What if the world isn’t dying from a curse, but from a broken heart?
For three hundred years, the Kingdom of Eloria has been suffocating. A strange, purple “corruption” bleeds through the stone, poisoning the air and twisting the land into a landscape of silent agony. The world has learned to build walls against it. It has learned to call it a plague. It has learned to look away.
But you can’t look away from a scream that has no voice.
Elian Carrow is a man who survives by counting. A clinical cataloguer who hides behind his notebook, he was sent to the edge of the world to record the end of everything. He expected to document decay; instead, he felt a pulse.

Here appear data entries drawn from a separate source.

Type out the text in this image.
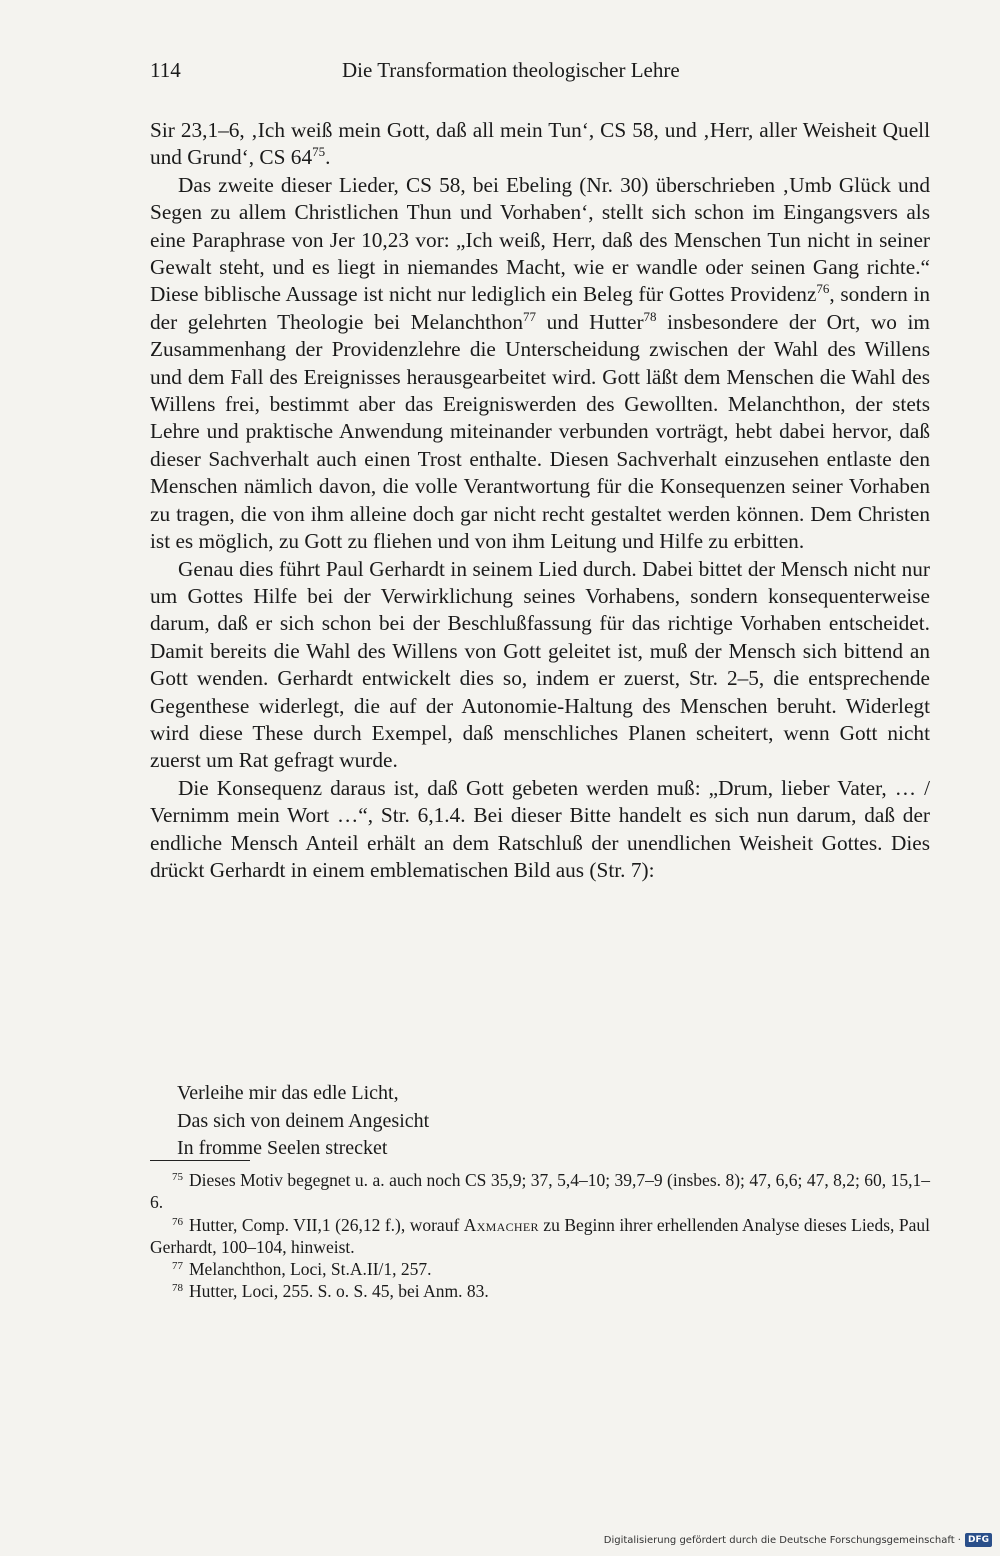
114	Die Transformation theologischer Lehre

Sir 23,1–6, ‚Ich weiß mein Gott, daß all mein Tun‘, CS 58, und ‚Herr, aller Weisheit Quell und Grund‘, CS $64^{75}$.

Das zweite dieser Lieder, CS 58, bei Ebeling (Nr. 30) überschrieben ‚Umb Glück und Segen zu allem Christlichen Thun und Vorhaben‘, stellt sich schon im Eingangsvers als eine Paraphrase von Jer 10,23 vor: „Ich weiß, Herr, daß des Menschen Tun nicht in seiner Gewalt steht, und es liegt in niemandes Macht, wie er wandle oder seinen Gang richte.“ Diese biblische Aussage ist nicht nur lediglich ein Beleg für Gottes Providenz$^{76}$, sondern in der gelehrten Theologie bei Melanchthon$^{77}$ und Hutter$^{78}$ insbesondere der Ort, wo im Zusammenhang der Providenzlehre die Unterscheidung zwischen der Wahl des Willens und dem Fall des Ereignisses herausgearbeitet wird. Gott läßt dem Menschen die Wahl des Willens frei, bestimmt aber das Ereigniswerden des Gewollten. Melanchthon, der stets Lehre und praktische Anwendung miteinander verbunden vorträgt, hebt dabei hervor, daß dieser Sachverhalt auch einen Trost enthalte. Diesen Sachverhalt einzusehen entlaste den Menschen nämlich davon, die volle Verantwortung für die Konsequenzen seiner Vorhaben zu tragen, die von ihm alleine doch gar nicht recht gestaltet werden können. Dem Christen ist es möglich, zu Gott zu fliehen und von ihm Leitung und Hilfe zu erbitten.

Genau dies führt Paul Gerhardt in seinem Lied durch. Dabei bittet der Mensch nicht nur um Gottes Hilfe bei der Verwirklichung seines Vorhabens, sondern konsequenterweise darum, daß er sich schon bei der Beschlußfassung für das richtige Vorhaben entscheidet. Damit bereits die Wahl des Willens von Gott geleitet ist, muß der Mensch sich bittend an Gott wenden. Gerhardt entwickelt dies so, indem er zuerst, Str. 2–5, die entsprechende Gegenthese widerlegt, die auf der Autonomie-Haltung des Menschen beruht. Widerlegt wird diese These durch Exempel, daß menschliches Planen scheitert, wenn Gott nicht zuerst um Rat gefragt wurde.

Die Konsequenz daraus ist, daß Gott gebeten werden muß: „Drum, lieber Vater, … / Vernimm mein Wort …“, Str. 6,1.4. Bei dieser Bitte handelt es sich nun darum, daß der endliche Mensch Anteil erhält an dem Ratschluß der unendlichen Weisheit Gottes. Dies drückt Gerhardt in einem emblematischen Bild aus (Str. 7):

Verleihe mir das edle Licht,
Das sich von deinem Angesicht
In fromme Seelen strecket

$^{75}$ Dieses Motiv begegnet u. a. auch noch CS 35,9; 37, 5,4–10; 39,7–9 (insbes. 8); 47, 6,6; 47, 8,2; 60, 15,1–6.

$^{76}$ Hutter, Comp. VII,1 (26,12 f.), worauf Axmacher zu Beginn ihrer erhellenden Analyse dieses Lieds, Paul Gerhardt, 100–104, hinweist.

$^{77}$ Melanchthon, Loci, St.A.II/1, 257.

$^{78}$ Hutter, Loci, 255. S. o. S. 45, bei Anm. 83.

Digitalisierung gefördert durch die Deutsche Forschungsgemeinschaft · DFG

Deep within the Iron Depths, something is breathing. Every eight seconds, the ground beneath your feet exhales. It is Malgor—an ancient consciousness whose unacknowledged grief has become the very foundations of the world.
Together with Vex, a woman who carries the heavy memories of ancient iron, Elian must descend into the dark. Not to fight a monster, but to witness a sorrow three centuries in the making.
Because a lament that is heard is no longer just a cry in the dark. It becomes a song. It becomes a reason to keep going.
Eloria’s Lament is more than a fantasy novel. It’s an atmospheric journey for anyone who has ever felt that the heaviest burdens are the ones we carry in silence. It’s a story about the quiet heroism of paying attention, and the radical act of refusing to forget.
Do you wake the god who has forgotten you? Or do you become the silence that follows?